En ocasiones ellos alegan que ellas son más activas y propician los encuentros, el devaneo oral primerizo, el sinuoso asalto. Y es cierto, en parte y a veces, porque se olvida contextualizar un hecho central y poco inocente: cuando el macho es una eminencia (académica, profesional o cultural) la relación de poder (frente a la hembra) toma un matiz clave a la hora del cuasi cortejo o acoso: la inversión social del poder del uno da poder fugaz a la otra, y, en semejante simulación de roles, la mujer cede porque… así es la vida… y la estructura social y moral soporta que ellas no se hagan las estrechas.

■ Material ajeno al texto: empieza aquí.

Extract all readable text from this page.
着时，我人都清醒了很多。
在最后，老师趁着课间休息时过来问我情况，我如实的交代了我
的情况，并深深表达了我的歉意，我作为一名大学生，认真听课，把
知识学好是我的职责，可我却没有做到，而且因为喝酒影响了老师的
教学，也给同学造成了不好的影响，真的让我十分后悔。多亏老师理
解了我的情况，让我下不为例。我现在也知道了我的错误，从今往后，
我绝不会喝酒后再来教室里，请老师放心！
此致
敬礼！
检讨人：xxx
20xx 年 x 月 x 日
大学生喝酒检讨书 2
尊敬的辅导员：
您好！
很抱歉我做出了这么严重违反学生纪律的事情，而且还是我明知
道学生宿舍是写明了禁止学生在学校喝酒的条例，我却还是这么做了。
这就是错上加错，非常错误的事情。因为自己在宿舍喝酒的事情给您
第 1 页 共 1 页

En este juego de aparentes persuasiones mutuas, perviven milenios de historia, cultura y luchas sociales y políticas generales y específicas. Por eso recalco que el activismo (contra el acoso sexual) congela, por lo menos en las arengas altisonantes, el peso de la política, de la macro política, en el marco del legado de un sistema –que debe denunciarse- para obligar a mirar cada problema dentro de un contubernio más cerrado, es decir, un entramado de poder que subyuga las relaciones humanas y desfigura lo social como tejido originario de una ética pública y privada justa.

El acoso sexual tiene respuestas en todas partes. Una de ellas es la sancionatoria. Otra el descrédito del antes prestigiado. Pero ambas impugnaciones no copan el cosmos psicosocial y moral que surca un proceder anómalo y siniestro. Las mujeres no solo quieren castigo para el acosador, las mujeres quieren, luego de saber por qué esa conducta absurda es reiterativa y legitimada por un mensaje dominante, cuándo las sociedades conformadas por hombres y mujeres realmente libres, afrontarán el eje principal de esa anomalía: el nuevo patriarcado fundado en el relativismo cultural de una tolerancia mal entendida y peor asumida, que hace que quienes para salvarse de la cruz del instinto aduzcan que tal prelacía, también hace daño a los hombres. ¡Asunto cabalmente cierto pero que no demuele el corpus ideológico que nutre el machismo por milenios! Ergo, no se trata de que los hombres se vuelvan feministas de un día para otro, ni que el feminismo sea la única vía de disputa para cotejar derechos y justicia, sino que la lucha tenga como dispositivo cardinal la rueda de la política que incluye y moviliza a todos y en todas las geografías. Pues, en determinados círculos, hay que decirlo sin rubor, el feminismo o varias expresiones del feminismo, ahuyentan objetivos comunes (de lo colectivo y público) y hace renacer un obscuro moralismo que encubre el deterioro de las relaciones sociales sin pensar que incluyendo a los que no son feministas (mujeres y hombres) se pueden obtener más contactos y empatías con esa mayoría de la sociedad desinformada, prejuiciada e indiferente.

El acoso sexual no puede quedar impune, pero tampoco el sistema que lo solapa, reproduce y circula por las arterias de una comunidad hipócrita.

Gracias a las mujeres que hablan y gracias a los hombres que no se quedan impasibles ante el abuso de otros hombres.